The low pricing strategy has made Wal-mart a direct substitute and
competitor of Amazon. Wal-mart has the largest revenue of 406 Billion dollars
in 2008 among the industry players. The physical outlets of Wal-mart are
growing extensively as well as their website is also getting popular among the
customers who like to shop online. Therefore, Amazon is facing serious threat
from Wal-mart because the growth strategy of both is same and with increasing
digital presence of Wal-mart the competition will get aggressive. 


Jeff’s vision of
making Amazon a customer-centric company to the core is very far-sighted.
Digital technology has empowered customers a lot and also has provided them
with a lot of choices without any geographical restrictions. With the rise in power
of the customers and their options, businesses can only exist if they please
their customers and align their offering according to customers demand. Just
like Amazon did. For example, launching of Kindle was a very appropriate and
timely move considering that people are now shifting to digital copies of books
from the traditional ones. Amazon estimated the shift in demand and in customer
behavior and acted accordingly.


Amazon’s retail outlet

Amazon is opening retail outlet with
cutting edge technology that will enable them to charge customers automatically
and there will be no cashier in the outlet so that customers won’t have to wait
in the long ques just like they don’t on the digital stores.

The reasons why Amazon is taking this is


Visibility of products

To let customers,
experience the products by touching them before buying. Majorly, the outlets
are all about showcasing the gadgets that customers are more interested in
trying to.

Impulse buying

Customers who visit
outlets for the sake of window shopping, often ends up buying some product out
of impulse buying behavior. The same thing does not happen on digital medium as
people generally visit online stores only when they have something specific in
mind. The presence of products in front of customers push them to buy.
Therefore, to cash on that, Amazon is establishing physical outlets.

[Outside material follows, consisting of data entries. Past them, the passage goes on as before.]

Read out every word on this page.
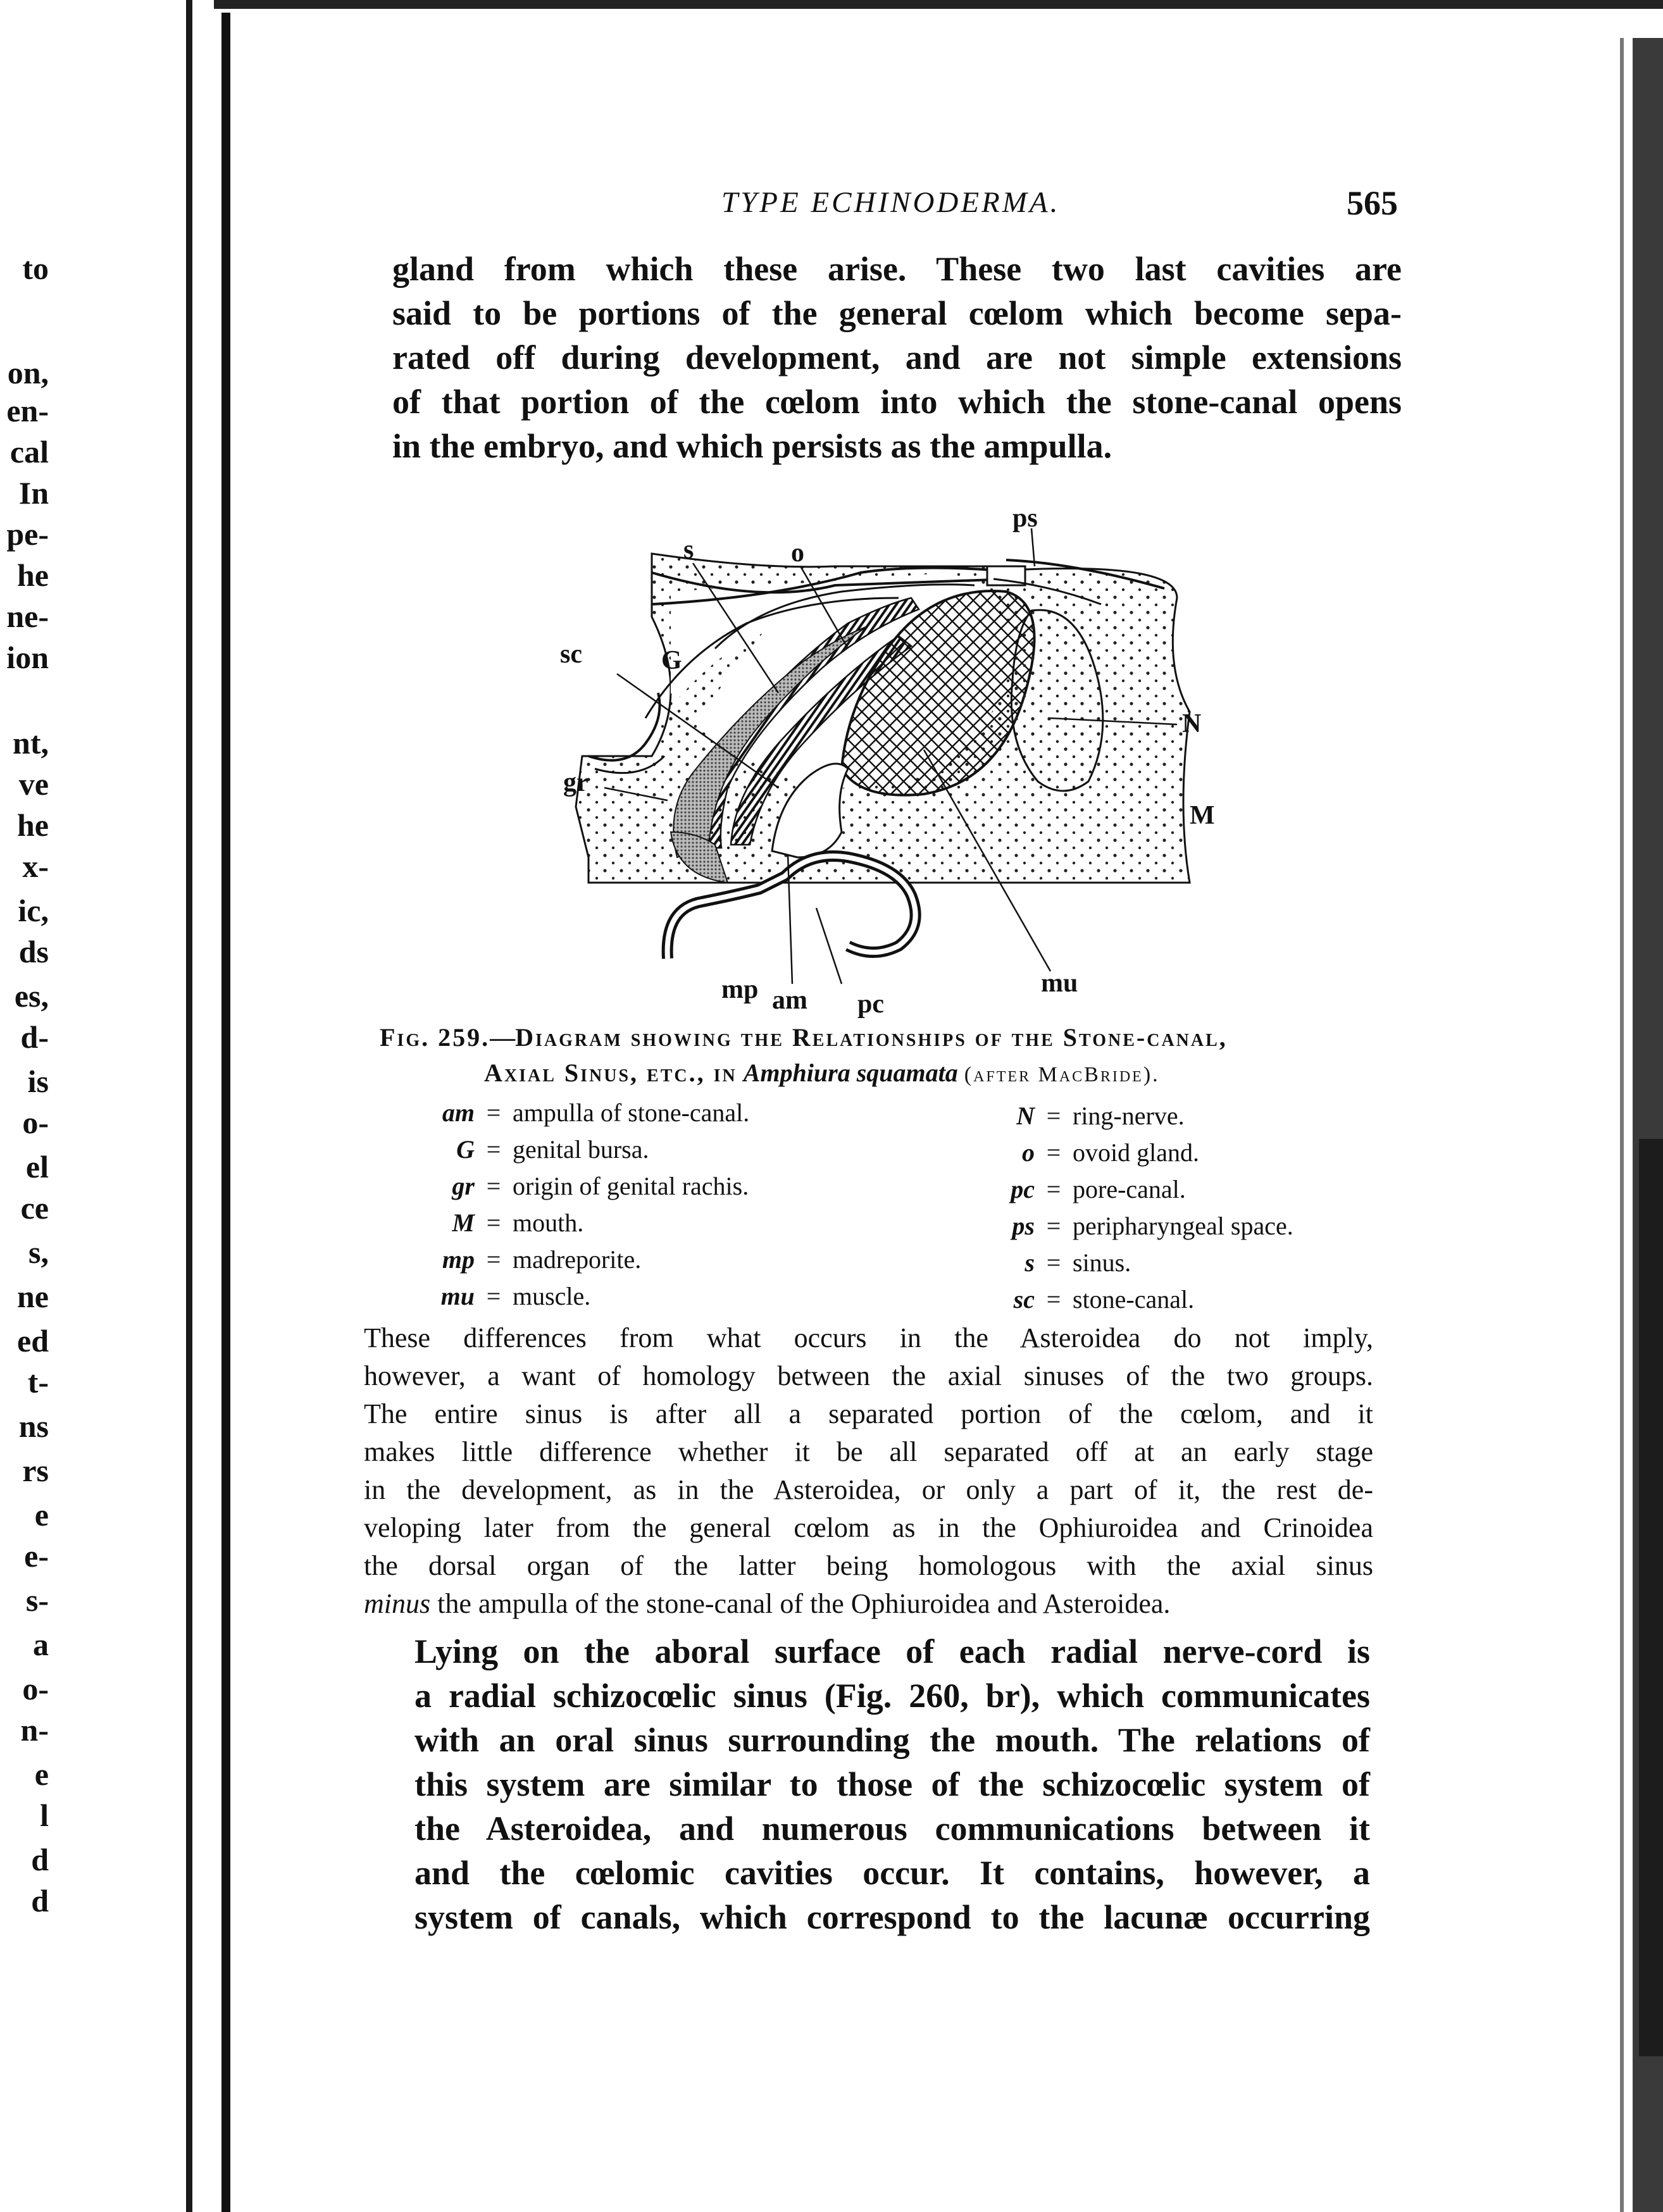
to
on,
en-
cal
In
pe-
he
ne-
ion
nt,
ve
he
x-
ic,
ds
es,
d-
is
o-
el
ce
s,
ne
ed
t-
ns
rs
e
e-
s-
a
o-
n-
e
l
d
d
TYPE ECHINODERMA.	565
gland from which these arise. These two last cavities are
said to be portions of the general cœlom which become sepa-
rated off during development, and are not simple extensions
of that portion of the cœlom into which the stone-canal opens
in the embryo, and which persists as the ampulla.
ps
s	o
sc	G
N
gr
M
mp am pc
mu
Fig. 259.—Diagram showing the Relationships of the Stone-canal,
Axial Sinus, etc., in Amphiura squamata (after MacBride).
am = ampulla of stone-canal.
G = genital bursa.
gr = origin of genital rachis.
M = mouth.
mp = madreporite.
mu = muscle.
N = ring-nerve.
o = ovoid gland.
pc = pore-canal.
ps = peripharyngeal space.
s = sinus.
sc = stone-canal.
These differences from what occurs in the Asteroidea do not imply,
however, a want of homology between the axial sinuses of the two groups.
The entire sinus is after all a separated portion of the cœlom, and it
makes little difference whether it be all separated off at an early stage
in the development, as in the Asteroidea, or only a part of it, the rest de-
veloping later from the general cœlom as in the Ophiuroidea and Crinoidea
the dorsal organ of the latter being homologous with the axial sinus
minus the ampulla of the stone-canal of the Ophiuroidea and Asteroidea.
Lying on the aboral surface of each radial nerve-cord is
a radial schizocœlic sinus (Fig. 260, br), which communicates
with an oral sinus surrounding the mouth. The relations of
this system are similar to those of the schizocœlic system of
the Asteroidea, and numerous communications between it
and the cœlomic cavities occur. It contains, however, a
system of canals, which correspond to the lacunæ occurring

Save free delivery expense

Most of the Amazon
sites offer free delivery to the customers which cause expense to the business.
Cutting this service off can cause harm on the reputation and price leadership.
With the physical outlet, Amazon will not be required to deliver as customers
would be visiting and picking up the stuff themselves which will save the free
delivery expense.

Retail technology

Amazon has already
inducted technology in their online store by creating innovative products like
Kindle and by analyzing the shopping behavior of people visiting the sites
through their digital footprints. Now they are inducing technology to the
traditional retail setup by offering automatic charge and cashier free outlet.

Building Loyalty

With retail outlet,
Amazon can improve customer loyalty.


In this part we have analyzed the
competitive scenario in which Amazon is operating through Porter’s five forces
model. The model has helped us in understanding the industry dynamics and
factors that affect the competition.

Furthermore, we have analyzed the growth
strategy of Amazon and found that Amazon’s growth strategy is based on being
customer-centric that has its pros and cons. Being customer-centric has helped
Amazon in being innovative using technology.

Lastly, we have discussed the potential and
feasibility of physical outlets for Amazon.